22 • Never Ever

1.2K 198 24
                                    

"Sena!"

Lian memanggil nama cewek yang baru ke luar dari dalam kelasnya itu dengan cukup keras. Sherly ke luar bersamaan dengan beberapa orang lain yang kini ikut menatap ke arah Lian yang berdiri beberapa langkah dari mereka. Sherly melirik kiri-kanan, merasa risih dengan perhatian banyak orang yang tertuju padanya dan Lian. Lian melangkah mendekat dan berhenti tepat di hadapannya.

"Gak telat, kan, sore ini?" Tanya Lian, memasang wajah normal seakan-akan kejadian tadi pagi gak pernah terjadi atau memang dia yang terlalu cuek dan gak peduli?

"Aku gak minta dijemput," Sherly berujar datar.

Lian mengangguk. "Tapi aku mau jemput kamu. Aku udah pinjem motor Adi. Aku mau traktir kamu makan, gimana?" Lian menawarkan, menaik-turunkan alisnya.

Jika kejadian tadi pagi gak pernah ada, sudah pasti Sherly akan luluh dan langsung mengiyakan ajakan Lian.
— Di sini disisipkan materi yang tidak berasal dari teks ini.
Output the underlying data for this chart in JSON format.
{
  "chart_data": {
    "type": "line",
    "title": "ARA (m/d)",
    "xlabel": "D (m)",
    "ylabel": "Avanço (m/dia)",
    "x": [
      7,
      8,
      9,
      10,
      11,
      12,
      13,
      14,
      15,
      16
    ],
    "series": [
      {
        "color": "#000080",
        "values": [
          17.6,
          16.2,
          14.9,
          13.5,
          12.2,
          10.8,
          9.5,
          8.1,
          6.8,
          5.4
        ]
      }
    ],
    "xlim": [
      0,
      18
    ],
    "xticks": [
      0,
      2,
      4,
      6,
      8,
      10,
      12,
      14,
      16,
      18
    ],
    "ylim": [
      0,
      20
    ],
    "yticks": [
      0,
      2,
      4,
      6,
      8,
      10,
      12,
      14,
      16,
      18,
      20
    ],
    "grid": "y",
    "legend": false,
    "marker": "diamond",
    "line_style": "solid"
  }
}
Tapi melihat wajah Lian saja, kalimat yang tadi pagi Lian ucapkan masih terngiang jelas dalam benak Sherly.

Kita cuma orang yang saling menguntungkan satu sama lain.

Cuma orang yang saling menguntungkan satu sama lain, katanya. Apanya yang untung? Sherly gak merasa diberi keuntungan berlebih dari Lian, kecuali ya, memang dia membantu Sherly mengerjakan tugas-tugasnya. Selebihnya, Sherly malah sering ngebatin dan baperan karena Lian.

"Sena, kamu masih marah?"

Pertanyaan Lian itu menarik Sherly kembali ke dunia nyata setelah terlalu larut dalam pikiran. Sherly memejamkan mata sekilas dan menggelengkan kepala. "Enggak. Aku mau langsung balik aja. Permisi."
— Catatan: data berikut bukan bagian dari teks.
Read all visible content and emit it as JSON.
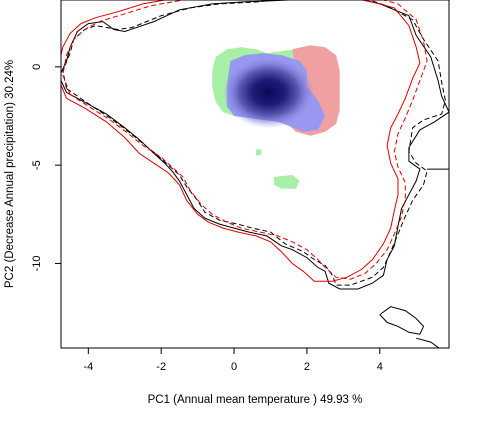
{
  "chart_data": {
    "type": "contour-density",
    "xlabel": "PC1 (Annual mean temperature ) 49.93 %",
    "ylabel": "PC2 (Decrease Annual precipitation) 30.24%",
    "xlim": [
      -4.75,
      5.9
    ],
    "ylim": [
      -14.3,
      3.4
    ],
    "xticks": [
      -4,
      -2,
      0,
      2,
      4
    ],
    "yticks": [
      0,
      -5,
      -10
    ],
    "colors": {
      "green_region": "#a8f0a8",
      "red_region": "#f0a0a0",
      "blue_region": "#9898f0",
      "blue_core": "#0a0a5a",
      "contour_black": "#000000",
      "contour_red": "#e00000"
    },
    "regions": {
      "green": [
        [
          [
            -0.6,
            -0.2
          ],
          [
            -0.5,
            0.5
          ],
          [
            -0.2,
            0.9
          ],
          [
            0.2,
            1.0
          ],
          [
            0.6,
            0.9
          ],
          [
            0.9,
            0.7
          ],
          [
            1.3,
            0.8
          ],
          [
            1.7,
            0.9
          ],
          [
            2.0,
            0.6
          ],
          [
            2.1,
            0.2
          ],
          [
            2.0,
            -0.4
          ],
          [
            1.8,
            -0.9
          ],
          [
            1.4,
            -1.4
          ],
          [
            0.9,
            -1.9
          ],
          [
            0.4,
            -2.3
          ],
          [
            0.0,
            -2.5
          ],
          [
            -0.3,
            -2.3
          ],
          [
            -0.5,
            -1.8
          ],
          [
            -0.6,
            -1.0
          ]
        ],
        [
          [
            1.1,
            -5.6
          ],
          [
            1.6,
            -5.5
          ],
          [
            1.8,
            -5.8
          ],
          [
            1.7,
            -6.2
          ],
          [
            1.3,
            -6.2
          ],
          [
            1.1,
            -6.0
          ]
        ],
        [
          [
            0.6,
            -4.2
          ],
          [
            0.75,
            -4.2
          ],
          [
            0.75,
            -4.5
          ],
          [
            0.6,
            -4.5
          ]
        ]
      ],
      "red": [
        [
          [
            1.6,
            0.9
          ],
          [
            2.1,
            1.1
          ],
          [
            2.5,
            1.0
          ],
          [
            2.8,
            0.6
          ],
          [
            2.9,
            -0.2
          ],
          [
            2.9,
            -1.2
          ],
          [
            2.9,
            -2.2
          ],
          [
            2.8,
            -2.9
          ],
          [
            2.5,
            -3.3
          ],
          [
            2.1,
            -3.5
          ],
          [
            1.7,
            -3.3
          ],
          [
            1.4,
            -2.8
          ],
          [
            1.3,
            -2.2
          ],
          [
            1.5,
            -1.0
          ],
          [
            1.7,
            -0.2
          ]
        ]
      ],
      "blue": [
        [
          [
            -0.1,
            0.3
          ],
          [
            0.3,
            0.6
          ],
          [
            0.8,
            0.7
          ],
          [
            1.3,
            0.6
          ],
          [
            1.8,
            0.3
          ],
          [
            2.0,
            -0.2
          ],
          [
            2.0,
            -1.0
          ],
          [
            2.3,
            -1.7
          ],
          [
            2.5,
            -2.5
          ],
          [
            2.3,
            -3.2
          ],
          [
            1.9,
            -3.3
          ],
          [
            1.5,
            -3.0
          ],
          [
            1.2,
            -2.8
          ],
          [
            0.8,
            -2.7
          ],
          [
            0.4,
            -2.6
          ],
          [
            0.0,
            -2.5
          ],
          [
            -0.2,
            -2.0
          ],
          [
            -0.2,
            -1.0
          ]
        ]
      ],
      "blue_core_center": [
        0.95,
        -1.3
      ]
    },
    "contours": [
      {
        "color": "#000000",
        "dash": false,
        "points": [
          [
            -4.6,
            -1.3
          ],
          [
            -4.8,
            -0.5
          ],
          [
            -4.6,
            0.3
          ],
          [
            -4.5,
            1.0
          ],
          [
            -4.3,
            1.8
          ],
          [
            -4.0,
            2.2
          ],
          [
            -3.6,
            2.3
          ],
          [
            -3.3,
            1.9
          ],
          [
            -3.0,
            1.8
          ],
          [
            -2.2,
            2.3
          ],
          [
            -1.5,
            2.9
          ],
          [
            -0.6,
            3.2
          ],
          [
            0.2,
            3.3
          ],
          [
            1.5,
            3.4
          ],
          [
            2.2,
            3.5
          ],
          [
            3.3,
            3.5
          ],
          [
            4.0,
            3.2
          ],
          [
            4.8,
            2.6
          ],
          [
            5.0,
            1.6
          ],
          [
            5.4,
            0.5
          ],
          [
            5.6,
            -0.7
          ],
          [
            5.7,
            -1.5
          ],
          [
            5.9,
            -2.3
          ],
          [
            5.5,
            -2.8
          ],
          [
            5.1,
            -3.2
          ],
          [
            4.8,
            -4.1
          ],
          [
            4.8,
            -4.8
          ],
          [
            5.1,
            -5.2
          ],
          [
            5.0,
            -5.8
          ],
          [
            4.8,
            -6.5
          ],
          [
            4.6,
            -7.2
          ],
          [
            4.5,
            -8.1
          ],
          [
            4.4,
            -9.1
          ],
          [
            4.2,
            -9.8
          ],
          [
            4.1,
            -10.6
          ],
          [
            3.8,
            -11.0
          ],
          [
            3.4,
            -11.3
          ],
          [
            2.9,
            -11.3
          ],
          [
            2.6,
            -11.0
          ],
          [
            2.5,
            -10.4
          ],
          [
            2.3,
            -10.2
          ],
          [
            2.0,
            -9.7
          ],
          [
            1.6,
            -9.3
          ],
          [
            1.3,
            -9.1
          ],
          [
            0.9,
            -8.6
          ],
          [
            0.4,
            -8.4
          ],
          [
            0.0,
            -8.2
          ],
          [
            -0.4,
            -8.0
          ],
          [
            -0.8,
            -7.7
          ],
          [
            -1.1,
            -7.2
          ],
          [
            -1.3,
            -6.5
          ],
          [
            -1.5,
            -5.8
          ],
          [
            -1.7,
            -5.3
          ],
          [
            -1.9,
            -4.9
          ],
          [
            -2.2,
            -4.4
          ],
          [
            -2.6,
            -3.7
          ],
          [
            -3.0,
            -3.1
          ],
          [
            -3.5,
            -2.4
          ],
          [
            -4.0,
            -1.9
          ],
          [
            -4.6,
            -1.3
          ]
        ]
      },
      {
        "color": "#000000",
        "dash": true,
        "points": [
          [
            -4.6,
            -1.1
          ],
          [
            -4.7,
            -0.2
          ],
          [
            -4.5,
            0.7
          ],
          [
            -4.4,
            1.4
          ],
          [
            -4.1,
            1.9
          ],
          [
            -3.8,
            2.1
          ],
          [
            -3.5,
            2.0
          ],
          [
            -3.2,
            1.9
          ],
          [
            -2.8,
            2.0
          ],
          [
            -2.0,
            2.6
          ],
          [
            -1.2,
            3.0
          ],
          [
            -0.4,
            3.2
          ],
          [
            0.6,
            3.3
          ],
          [
            1.6,
            3.5
          ],
          [
            2.5,
            3.6
          ],
          [
            3.4,
            3.6
          ],
          [
            4.2,
            3.1
          ],
          [
            4.9,
            2.4
          ],
          [
            5.2,
            1.4
          ],
          [
            5.6,
            0.3
          ],
          [
            5.7,
            -0.8
          ],
          [
            5.8,
            -1.7
          ],
          [
            5.7,
            -2.4
          ],
          [
            5.2,
            -2.7
          ],
          [
            4.9,
            -3.1
          ],
          [
            4.8,
            -4.3
          ],
          [
            5.0,
            -4.9
          ],
          [
            5.3,
            -5.3
          ],
          [
            5.2,
            -6.0
          ],
          [
            4.9,
            -6.8
          ],
          [
            4.7,
            -7.6
          ],
          [
            4.5,
            -8.5
          ],
          [
            4.3,
            -9.4
          ],
          [
            4.1,
            -10.2
          ],
          [
            3.8,
            -10.7
          ],
          [
            3.2,
            -11.1
          ],
          [
            2.8,
            -11.1
          ],
          [
            2.7,
            -10.6
          ],
          [
            2.5,
            -10.1
          ],
          [
            2.2,
            -9.8
          ],
          [
            1.9,
            -9.4
          ],
          [
            1.4,
            -9.0
          ],
          [
            1.0,
            -8.4
          ],
          [
            0.5,
            -8.2
          ],
          [
            0.1,
            -8.0
          ],
          [
            -0.4,
            -7.8
          ],
          [
            -0.8,
            -7.4
          ],
          [
            -1.0,
            -6.8
          ],
          [
            -1.3,
            -6.1
          ],
          [
            -1.5,
            -5.5
          ],
          [
            -1.8,
            -5.0
          ],
          [
            -2.1,
            -4.5
          ],
          [
            -2.5,
            -3.9
          ],
          [
            -2.9,
            -3.3
          ],
          [
            -3.4,
            -2.6
          ],
          [
            -3.9,
            -2.0
          ],
          [
            -4.6,
            -1.1
          ]
        ]
      },
      {
        "color": "#e00000",
        "dash": false,
        "points": [
          [
            -4.6,
            -1.6
          ],
          [
            -4.8,
            -0.7
          ],
          [
            -4.8,
            0.2
          ],
          [
            -4.7,
            1.0
          ],
          [
            -4.5,
            1.7
          ],
          [
            -4.2,
            2.2
          ],
          [
            -3.8,
            2.5
          ],
          [
            -3.2,
            2.8
          ],
          [
            -2.5,
            3.2
          ],
          [
            -1.6,
            3.5
          ],
          [
            -0.6,
            3.6
          ],
          [
            0.2,
            3.5
          ],
          [
            1.0,
            3.4
          ],
          [
            2.0,
            3.6
          ],
          [
            3.0,
            3.6
          ],
          [
            3.8,
            3.3
          ],
          [
            4.4,
            3.0
          ],
          [
            4.8,
            2.1
          ],
          [
            5.0,
            1.0
          ],
          [
            5.1,
            0.2
          ],
          [
            4.9,
            -0.6
          ],
          [
            4.7,
            -1.6
          ],
          [
            4.5,
            -2.4
          ],
          [
            4.3,
            -3.1
          ],
          [
            4.2,
            -4.0
          ],
          [
            4.3,
            -4.9
          ],
          [
            4.5,
            -5.7
          ],
          [
            4.5,
            -6.5
          ],
          [
            4.4,
            -7.3
          ],
          [
            4.3,
            -8.2
          ],
          [
            4.1,
            -9.0
          ],
          [
            3.8,
            -9.8
          ],
          [
            3.5,
            -10.3
          ],
          [
            3.1,
            -10.7
          ],
          [
            2.7,
            -10.9
          ],
          [
            2.2,
            -10.9
          ],
          [
            1.9,
            -10.4
          ],
          [
            1.6,
            -10.0
          ],
          [
            1.3,
            -9.4
          ],
          [
            1.0,
            -8.9
          ],
          [
            0.6,
            -8.6
          ],
          [
            0.1,
            -8.4
          ],
          [
            -0.3,
            -8.2
          ],
          [
            -0.7,
            -7.9
          ],
          [
            -1.0,
            -7.5
          ],
          [
            -1.3,
            -6.8
          ],
          [
            -1.5,
            -6.0
          ],
          [
            -1.8,
            -5.4
          ],
          [
            -2.2,
            -4.9
          ],
          [
            -2.6,
            -4.4
          ],
          [
            -3.0,
            -3.6
          ],
          [
            -3.5,
            -2.8
          ],
          [
            -4.1,
            -2.1
          ],
          [
            -4.6,
            -1.6
          ]
        ]
      },
      {
        "color": "#e00000",
        "dash": true,
        "points": [
          [
            -4.5,
            -1.4
          ],
          [
            -4.7,
            -0.4
          ],
          [
            -4.6,
            0.6
          ],
          [
            -4.4,
            1.4
          ],
          [
            -4.1,
            1.9
          ],
          [
            -3.7,
            2.3
          ],
          [
            -3.0,
            2.7
          ],
          [
            -2.3,
            3.1
          ],
          [
            -1.4,
            3.4
          ],
          [
            -0.4,
            3.5
          ],
          [
            0.4,
            3.4
          ],
          [
            1.2,
            3.5
          ],
          [
            2.2,
            3.7
          ],
          [
            3.2,
            3.7
          ],
          [
            3.9,
            3.5
          ],
          [
            4.5,
            3.2
          ],
          [
            5.0,
            2.4
          ],
          [
            5.2,
            1.3
          ],
          [
            5.3,
            0.3
          ],
          [
            5.1,
            -0.7
          ],
          [
            4.9,
            -1.7
          ],
          [
            4.7,
            -2.6
          ],
          [
            4.5,
            -3.4
          ],
          [
            4.4,
            -4.3
          ],
          [
            4.5,
            -5.1
          ],
          [
            4.7,
            -5.9
          ],
          [
            4.7,
            -6.7
          ],
          [
            4.6,
            -7.6
          ],
          [
            4.4,
            -8.5
          ],
          [
            4.2,
            -9.3
          ],
          [
            3.9,
            -10.0
          ],
          [
            3.6,
            -10.5
          ],
          [
            3.2,
            -10.8
          ],
          [
            2.8,
            -10.7
          ],
          [
            2.5,
            -10.2
          ],
          [
            2.3,
            -9.8
          ],
          [
            2.0,
            -9.3
          ],
          [
            1.6,
            -8.9
          ],
          [
            1.2,
            -8.6
          ],
          [
            0.7,
            -8.4
          ],
          [
            0.2,
            -8.2
          ],
          [
            -0.2,
            -7.9
          ],
          [
            -0.6,
            -7.5
          ],
          [
            -0.9,
            -7.0
          ],
          [
            -1.2,
            -6.3
          ],
          [
            -1.4,
            -5.6
          ],
          [
            -1.7,
            -5.1
          ],
          [
            -2.0,
            -4.6
          ],
          [
            -2.5,
            -4.0
          ],
          [
            -2.9,
            -3.4
          ],
          [
            -3.4,
            -2.7
          ],
          [
            -4.0,
            -2.0
          ],
          [
            -4.5,
            -1.4
          ]
        ]
      },
      {
        "color": "#000000",
        "dash": false,
        "points": [
          [
            4.0,
            -12.6
          ],
          [
            4.3,
            -12.2
          ],
          [
            4.7,
            -12.4
          ],
          [
            5.0,
            -12.8
          ],
          [
            5.2,
            -13.2
          ],
          [
            5.1,
            -13.6
          ],
          [
            4.8,
            -13.5
          ],
          [
            4.5,
            -13.2
          ],
          [
            4.2,
            -13.0
          ],
          [
            4.0,
            -12.6
          ]
        ]
      },
      {
        "color": "#000000",
        "dash": false,
        "points": [
          [
            5.0,
            -13.8
          ],
          [
            5.4,
            -14.0
          ],
          [
            5.7,
            -14.4
          ]
        ]
      },
      {
        "color": "#000000",
        "dash": false,
        "points": [
          [
            5.3,
            -5.2
          ],
          [
            5.9,
            -5.2
          ]
        ]
      }
    ]
  }
}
Sherly baru ingin beranjak pergi, tapi tangan Lian menahan lengannya. Sherly ingin menepis, tapi suara dingin dan penuh komando milik Lian berhasil membuatnya mengurungkan niat untuk pergi.

"Let's talk."

Sherly menurut dan membiarkan Lian menggenggam erat tangannya sambil melangkah menuju ke halaman parkir. Sesampainya di dekat motor Adi, Lian menyodorkan helm kepada Sherly sebelum memakai helm untuknya dan naik ke motor, menyalakan mesin motor. Sherly naik ke motor dan setengah mati berharap jika dia bisa kembali dalam keadaan normal.

Lian menghentikan motor di sebuah kafe di bilangan Pasar Minggu. Lian tetap menggandeng Sherly memasuki kafe itu. Lian dan Sherly duduk berhadapan setelah memesan menu yang mereka inginkan. Gak pesan makanan, cuma minuman. Sherly pesan milkshake vanilla dan Lian pesan iced coffee.

"Kamu mau aku mulai dari mana?"

Lian membuka percakapan dan Sherly mengernyitkan dahi mendengarnya. "Mulai apa?"

"Aku mau buka-bukaan sama kamu tentang segalanya. Kamu tanya apapun dan aku akan jawab dengan jujur. Aku janji."

"Aku gak mau tanya apapun." Sherly menjawab singkat, mengalihkan pandangannya ke luar kaca kafe.

Lian menarik napas dan menyandarkan punggung pada sandaran kursi. Dia melipat tangan di depan dada. "Kamu kenapa, sih? Aku jadi berasa ngehadepin pacar beneran yang marah. Kita kan cuma pacaran bohongan."

Ingin kuberkata kasar. Sherly sebisa mungkin menahan diri untuk memaki keras Lian. Sherly mulai berpikir, emang ya, hampir semua cowok itu gak peka. Lihat aja Kevin yang dikodein abis-abisan sama Delia, tapi gak peka-peka hingga detik ini. Sekarang, Sherly menyesal sering godain Delia karena keenggak pekaan Kevin. Dia malah kena batunya dan berhadapan dengan orang yang jauh lebih gak peka.

"Efek obat penawar yang Adi buat cuma bertahan tiga hari. Ini udah hampir tiga hari dan kemungkinan, besok aku balik ke wujud Lian baby kesayangan kamu."